Asking emergency department (ED) providers to self-identify their opioid prescribing practices and then providing them with timely, clinically relevant, individualized, and actionable feedback on their actual opioid prescribing data, significantly decreases future opioid prescribing among providers who underestimate their baseline prescribing. The study was published in the journal Academic Emergency Medicine (AEM).

They found that providers who initially underestimated opiate prescription rates had statistically significant decreases in opiate prescribing when compared to providers who were more accurate in initial self-assessment of prescribing rates.  The randomized trial exposes important gaps in providers' self-perceptions of opioid prescribing and demonstrates that a simple, data-driven intervention using query-reveal methodology may decrease future prescribing, particularly among providers who underestimate their prescribing practices.

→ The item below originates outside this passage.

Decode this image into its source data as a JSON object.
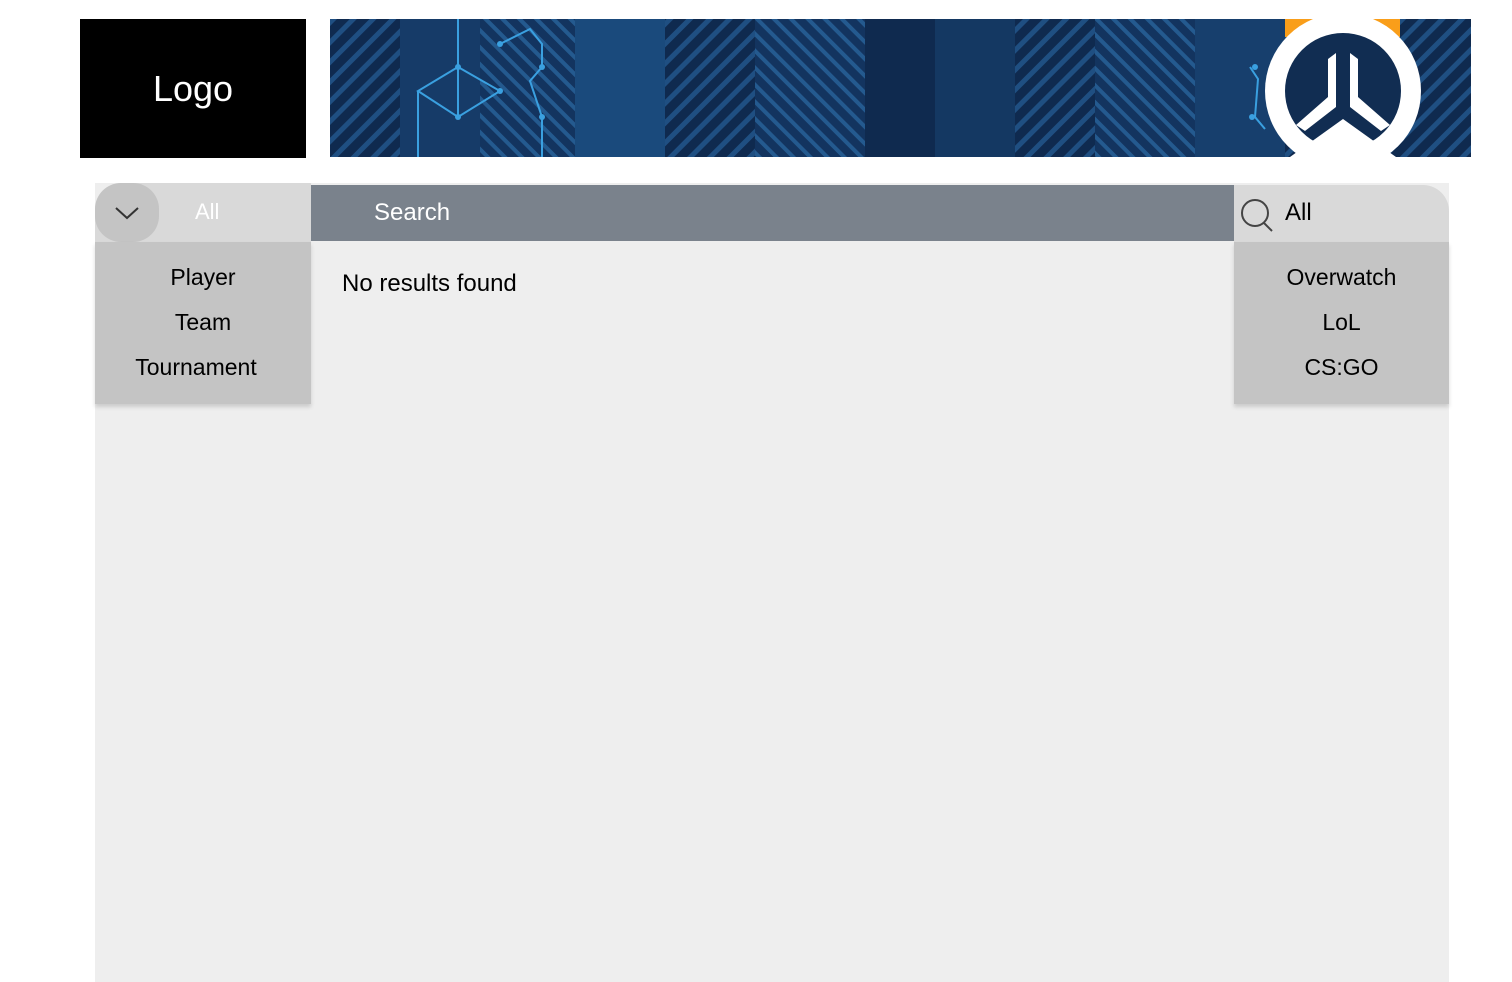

The future interventions in which provider adherence to guidelines is expected, including opioid interventions outside the emergency department and other quality and safety initiatives, should directly address the potential barrier of inaccurate provider self-awareness.

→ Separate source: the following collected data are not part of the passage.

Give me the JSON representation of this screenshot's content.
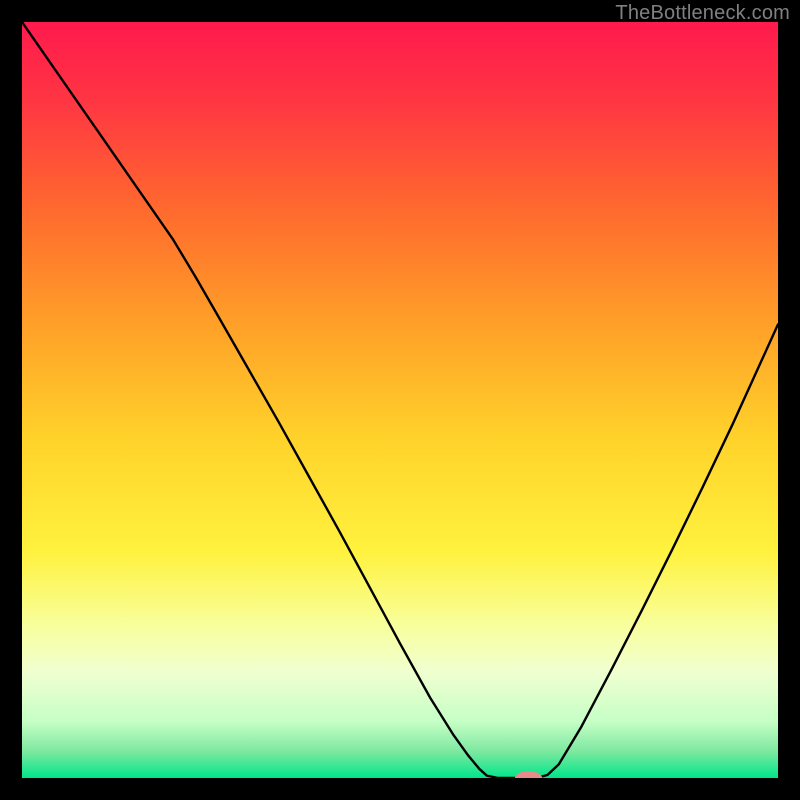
{
  "watermark": "TheBottleneck.com",
  "chart_data": {
    "type": "line",
    "title": "",
    "xlabel": "",
    "ylabel": "",
    "xlim": [
      0,
      1
    ],
    "ylim": [
      0,
      1
    ],
    "axes_visible": false,
    "background_gradient": {
      "stops": [
        {
          "offset": 0.0,
          "color": "#ff1a4d"
        },
        {
          "offset": 0.1,
          "color": "#ff3443"
        },
        {
          "offset": 0.25,
          "color": "#ff6a2e"
        },
        {
          "offset": 0.4,
          "color": "#ffa028"
        },
        {
          "offset": 0.55,
          "color": "#ffd22a"
        },
        {
          "offset": 0.7,
          "color": "#fff23e"
        },
        {
          "offset": 0.8,
          "color": "#f8ff9e"
        },
        {
          "offset": 0.86,
          "color": "#f0ffd0"
        },
        {
          "offset": 0.925,
          "color": "#c6ffc6"
        },
        {
          "offset": 0.965,
          "color": "#7de8a0"
        },
        {
          "offset": 1.0,
          "color": "#00e68a"
        }
      ]
    },
    "curve": {
      "points": [
        {
          "x": 0.0,
          "y": 1.0
        },
        {
          "x": 0.05,
          "y": 0.928
        },
        {
          "x": 0.1,
          "y": 0.856
        },
        {
          "x": 0.15,
          "y": 0.784
        },
        {
          "x": 0.2,
          "y": 0.712
        },
        {
          "x": 0.23,
          "y": 0.662
        },
        {
          "x": 0.26,
          "y": 0.61
        },
        {
          "x": 0.3,
          "y": 0.54
        },
        {
          "x": 0.34,
          "y": 0.47
        },
        {
          "x": 0.38,
          "y": 0.398
        },
        {
          "x": 0.42,
          "y": 0.326
        },
        {
          "x": 0.46,
          "y": 0.252
        },
        {
          "x": 0.5,
          "y": 0.178
        },
        {
          "x": 0.54,
          "y": 0.106
        },
        {
          "x": 0.57,
          "y": 0.058
        },
        {
          "x": 0.59,
          "y": 0.03
        },
        {
          "x": 0.605,
          "y": 0.012
        },
        {
          "x": 0.615,
          "y": 0.003
        },
        {
          "x": 0.63,
          "y": 0.0
        },
        {
          "x": 0.66,
          "y": 0.0
        },
        {
          "x": 0.68,
          "y": 0.0
        },
        {
          "x": 0.695,
          "y": 0.004
        },
        {
          "x": 0.71,
          "y": 0.018
        },
        {
          "x": 0.74,
          "y": 0.068
        },
        {
          "x": 0.78,
          "y": 0.144
        },
        {
          "x": 0.82,
          "y": 0.222
        },
        {
          "x": 0.86,
          "y": 0.302
        },
        {
          "x": 0.9,
          "y": 0.384
        },
        {
          "x": 0.94,
          "y": 0.468
        },
        {
          "x": 0.98,
          "y": 0.556
        },
        {
          "x": 1.0,
          "y": 0.6
        }
      ]
    },
    "marker": {
      "x": 0.67,
      "y": 0.0,
      "rx": 0.018,
      "ry": 0.009,
      "color": "#e88a8a"
    }
  }
}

Gail D'Onofrio, MD, MS, professor, and chair, Yale School of Medicine Department of Emergency Medicine, who is internationally known for her work in developing and testing interventions for department patients with unhealthy alcohol and other drug use, commented: "The results have real-world applicability. A simple intervention enhancing safe prescribing is one of several opportunities the emergency physician has to combat the current opioid epidemic."